Thursday, August 18, 2005
Military RhetIraq: Generals Sorenson & Catto
Source: NY Times
Quotes: From article titled "U.S. Struggling to Get Soldiers Updated Armor"
For the second time since the Iraq war began, the Pentagon is struggling to replace body armor that is failing to protect American troops from the most lethal attacks by insurgents.
The ceramic plates in vests worn by most personnel cannot withstand certain munitions the insurgents use. But more than a year after military officials initiated an effort to replace the armor with thicker, more resistant plates, tens of thousands of soldiers are still without the stronger protection because of a string of delays in the Pentagon's procurement system.
"We are working as fast as we can to complete it as soon as we can," Maj. Gen. Jeffrey A. Sorenson, the Army's deputy for acquisition and systems management, said Wednesday in an interview at the Pentagon.
"Nobody is happy we haven't been able to do it faster," Maj.
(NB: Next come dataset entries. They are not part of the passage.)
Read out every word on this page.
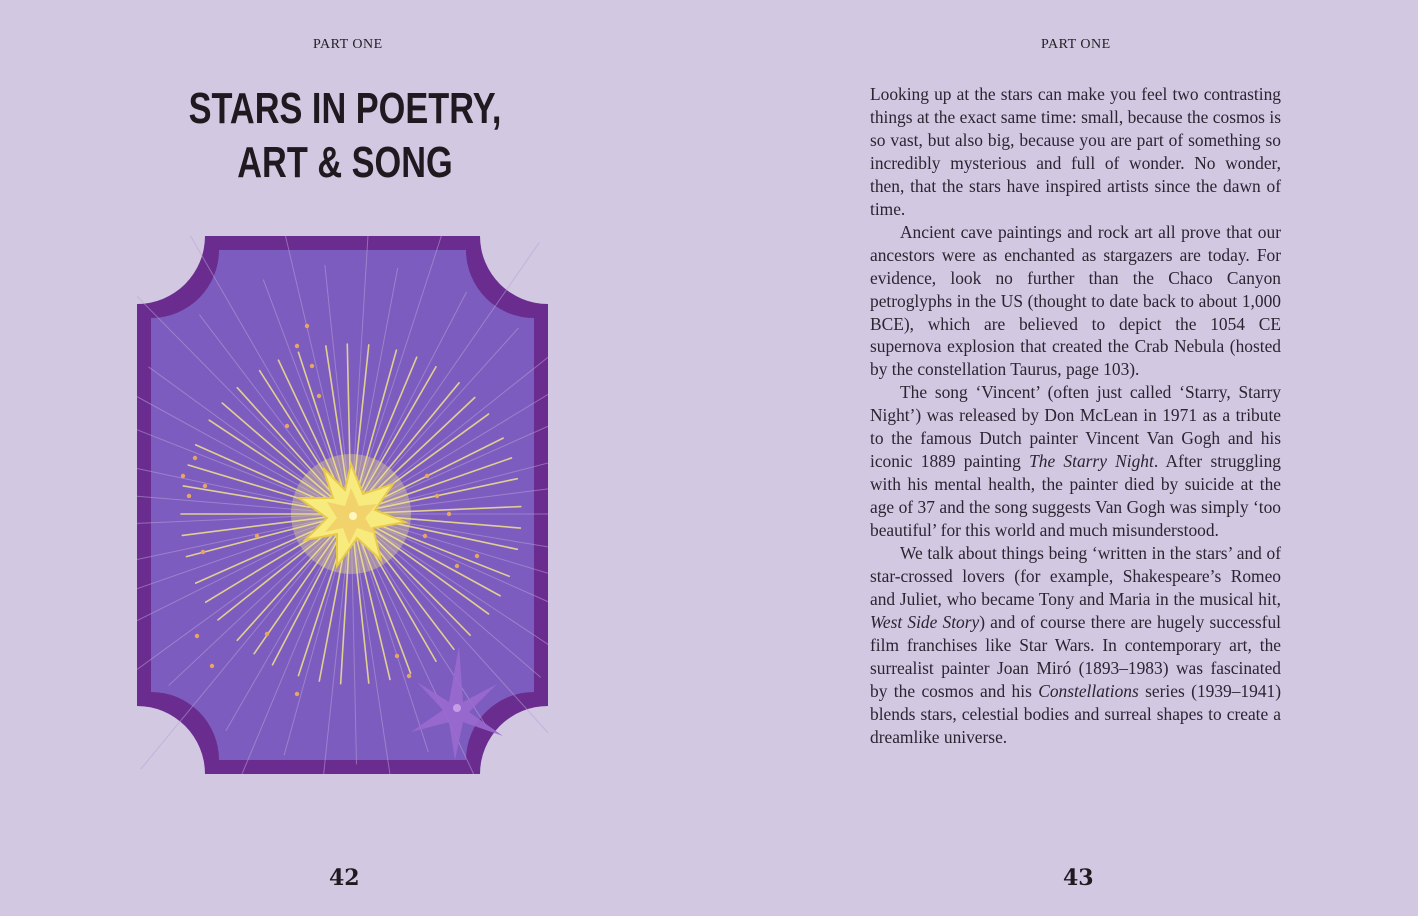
PART ONE
STARS IN POETRY,
ART & SONG
42
PART ONE

Looking up at the stars can make you feel two contrasting things at the exact same time: small, because the cosmos is so vast, but also big, because you are part of something so incredibly mysterious and full of wonder. No wonder, then, that the stars have inspired artists since the dawn of time.

Ancient cave paintings and rock art all prove that our ancestors were as enchanted as stargazers are today. For evidence, look no further than the Chaco Canyon petroglyphs in the US (thought to date back to about 1,000 BCE), which are believed to depict the 1054 CE supernova explosion that created the Crab Nebula (hosted by the constellation Taurus, page 103).

The song ‘Vincent’ (often just called ‘Starry, Starry Night’) was released by Don McLean in 1971 as a tribute to the famous Dutch painter Vincent Van Gogh and his iconic 1889 painting The Starry Night. After struggling with his mental health, the painter died by suicide at the age of 37 and the song suggests Van Gogh was simply ‘too beautiful’ for this world and much misunderstood.

We talk about things being ‘written in the stars’ and of star-crossed lovers (for example, Shakespeare’s Romeo and Juliet, who became Tony and Maria in the musical hit, West Side Story) and of course there are hugely successful film franchises like Star Wars. In contemporary art, the surrealist painter Joan Miró (1893–1983) was fascinated by the cosmos and his Constellations series (1939–1941) blends stars, celestial bodies and surreal shapes to create a dreamlike universe.

43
Gen. William D. Catto, head of the Marine Corps Systems Command, said Wednesday in the interview.
"If I had the capability, I'd like to see everybody that needs enhanced SAPI to have it and at the rate we have now, we're going to have months before we get the kind of aggregate numbers we want to have," General Catto said, referring to the thicker plates, known as the Enhanced Small Arms Protective Insert. "That's just a fact of life because of the raw materials paucity and the industrial base."
Pentagon officials said the pending addition of two more vendors to the four that are now producing enhanced SAPI would increase production to 25,000 sets of the plates a month from 20,000. Each vest requires two plates. Worldwide, the Army would need nearly 2 million plates to supply all 996,000 troops using body armor with the enhanced plates.
Industry officials say they are charging the military roughly $600 each for enhanced SAPI plates, compared with $400 for the original plate.